La suite ne fut plus que quelques piques et beaucoup d’anecdotes et de conversations datées.
Deux vieux amis ayant traversé les mêmes siècles, séparés ou ensemble, possédant des souvenirs d’une valeur sans précédent. De ceux dont on ne peut parler qu’avec quelqu’un les ayant vécu.
Une solitude à deux.
– Raconte, mon ange…
– J’aime beaucoup votre bague ! s’enthousiasma la serveuse.
– Oh, euh, merci…
Il y avait un petit restaurant qui ne payait pas de mine, non loin de son échoppe. Il y était déjà allé quelques fois auparavant, appréciant la cuisine qui y était servie, mais il était loin d’y avoir ses habitudes.
Après que la jeune femme eut emmené sa commande avec elle, Aziraphale jeta un œil à son auriculaire droit.
C’était une bague dorée, avec un blason au lion et des ailes entourant son doigts. Un cadeau de Rampa quelques siècles auparavant. Lors d’un de leurs dîners, il lui avait attrapé la main et forcé le bijou à son doigt sans l’annoncer, le mettant juste face au fait accompli.
« Pourquoi… pourquoi l’annulaire ? » avait-il demandé, sous le choc de la surprise.
« Paraît que ça symbolise l’intelligence et la puissance de persuasion. J’ai pensé que ça t’irait bien. »
Il avait marmonné les derniers mots en détournant le regard et en rougissant.
C’était adorable.
Il n’y faisait plus trop attention maintenant, ne le retirant jamais.

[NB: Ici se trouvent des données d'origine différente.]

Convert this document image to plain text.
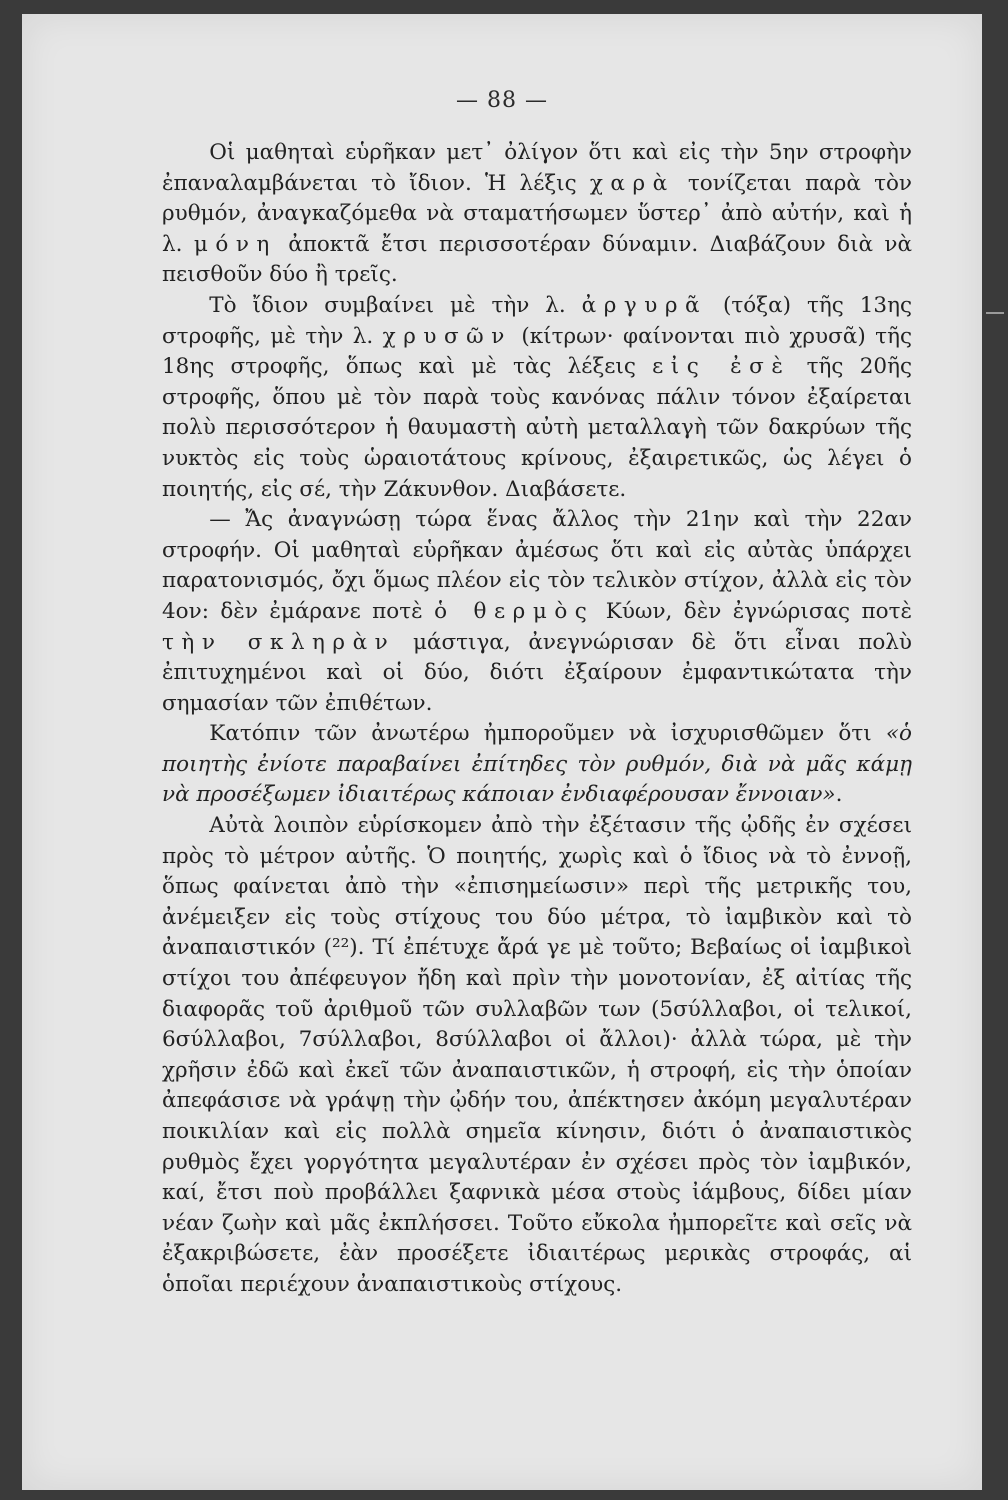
— 88 —

Οἱ μαθηταὶ εὑρῆκαν μετ᾽ ὀλίγον ὅτι καὶ εἰς τὴν 5ην στροφὴν ἐπαναλαμβάνεται τὸ ἴδιον. Ἡ λέξις χαρὰ τονίζεται παρὰ τὸν ρυθμόν, ἀναγκαζόμεθα νὰ σταματήσωμεν ὕστερ᾽ ἀπὸ αὐτήν, καὶ ἡ λ. μόνη ἀποκτᾶ ἔτσι περισσοτέραν δύναμιν. Διαβάζουν διὰ νὰ πεισθοῦν δύο ἢ τρεῖς.

Τὸ ἴδιον συμβαίνει μὲ τὴν λ. ἀργυρᾶ (τόξα) τῆς 13ης στροφῆς, μὲ τὴν λ. χρυσῶν (κίτρων· φαίνονται πιὸ χρυσᾶ) τῆς 18ης στροφῆς, ὅπως καὶ μὲ τὰς λέξεις εἰς ἐσὲ τῆς 20ῆς στροφῆς, ὅπου μὲ τὸν παρὰ τοὺς κανόνας πάλιν τόνον ἐξαίρεται πολὺ περισσότερον ἡ θαυμαστὴ αὐτὴ μεταλλαγὴ τῶν δακρύων τῆς νυκτὸς εἰς τοὺς ὡραιοτάτους κρίνους, ἐξαιρετικῶς, ὡς λέγει ὁ ποιητής, εἰς σέ, τὴν Ζάκυνθον. Διαβάσετε.

— Ἄς ἀναγνώσῃ τώρα ἕνας ἄλλος τὴν 21ην καὶ τὴν 22αν στροφήν. Οἱ μαθηταὶ εὑρῆκαν ἀμέσως ὅτι καὶ εἰς αὐτὰς ὑπάρχει παρατονισμός, ὄχι ὅμως πλέον εἰς τὸν τελικὸν στίχον, ἀλλὰ εἰς τὸν 4ον: δὲν ἐμάρανε ποτὲ ὁ θερμὸς Κύων, δὲν ἐγνώρισας ποτὲ τὴν σκληρὰν μάστιγα, ἀνεγνώρισαν δὲ ὅτι εἶναι πολὺ ἐπιτυχημένοι καὶ οἱ δύο, διότι ἐξαίρουν ἐμφαντικώτατα τὴν σημασίαν τῶν ἐπιθέτων.

Κατόπιν τῶν ἀνωτέρω ἠμποροῦμεν νὰ ἰσχυρισθῶμεν ὅτι «ὁ ποιητὴς ἐνίοτε παραβαίνει ἐπίτηδες τὸν ρυθμόν, διὰ νὰ μᾶς κάμῃ νὰ προσέξωμεν ἰδιαιτέρως κάποιαν ἐνδιαφέρουσαν ἔννοιαν».

Αὐτὰ λοιπὸν εὑρίσκομεν ἀπὸ τὴν ἐξέτασιν τῆς ᾠδῆς ἐν σχέσει πρὸς τὸ μέτρον αὐτῆς. Ὁ ποιητής, χωρὶς καὶ ὁ ἴδιος νὰ τὸ ἐννοῇ, ὅπως φαίνεται ἀπὸ τὴν «ἐπισημείωσιν» περὶ τῆς μετρικῆς του, ἀνέμειξεν εἰς τοὺς στίχους του δύο μέτρα, τὸ ἰαμβικὸν καὶ τὸ ἀναπαιστικόν (²²). Τί ἐπέτυχε ἄρά γε μὲ τοῦτο; Βεβαίως οἱ ἰαμβικοὶ στίχοι του ἀπέφευγον ἤδη καὶ πρὶν τὴν μονοτονίαν, ἐξ αἰτίας τῆς διαφορᾶς τοῦ ἀριθμοῦ τῶν συλλαβῶν των (5σύλλαβοι, οἱ τελικοί, 6σύλλαβοι, 7σύλλαβοι, 8σύλλαβοι οἱ ἄλλοι)· ἀλλὰ τώρα, μὲ τὴν χρῆσιν ἐδῶ καὶ ἐκεῖ τῶν ἀναπαιστικῶν, ἡ στροφή, εἰς τὴν ὁποίαν ἀπεφάσισε νὰ γράψῃ τὴν ᾠδήν του, ἀπέκτησεν ἀκόμη μεγαλυτέραν ποικιλίαν καὶ εἰς πολλὰ σημεῖα κίνησιν, διότι ὁ ἀναπαιστικὸς ρυθμὸς ἔχει γοργότητα μεγαλυτέραν ἐν σχέσει πρὸς τὸν ἰαμβικόν, καί, ἔτσι ποὺ προβάλλει ξαφνικὰ μέσα στοὺς ἰάμβους, δίδει μίαν νέαν ζωὴν καὶ μᾶς ἐκπλήσσει. Τοῦτο εὔκολα ἠμπορεῖτε καὶ σεῖς νὰ ἐξακριβώσετε, ἐὰν προσέξετε ἰδιαιτέρως μερικὰς στροφάς, αἱ ὁποῖαι περιέχουν ἀναπαιστικοὺς στίχους.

Il faisait partie de lui.
– Votre apéritif monsieur ! Déclara la serveuse, de retour.
Extirpé de ses souvenirs, il cilla à plusieurs reprises avant de la remercier et de tremper ses lèvres dans la boisson.
Il devrait y inviter Rampa, un de ces jours…
– Mais où planques-tu toutes ces bouteilles ? Marmonna Rampa.
Les lunettes de travers, la cravate défaite et les cheveux dignes d’une pelote attaquée par un chaton hyperactif, le démon plissait les yeux, tentant de garder une vision claire, tandis que son ange personnel essayait de verser le vin dans les verres plus que sur la table, aussi attaqué que lui.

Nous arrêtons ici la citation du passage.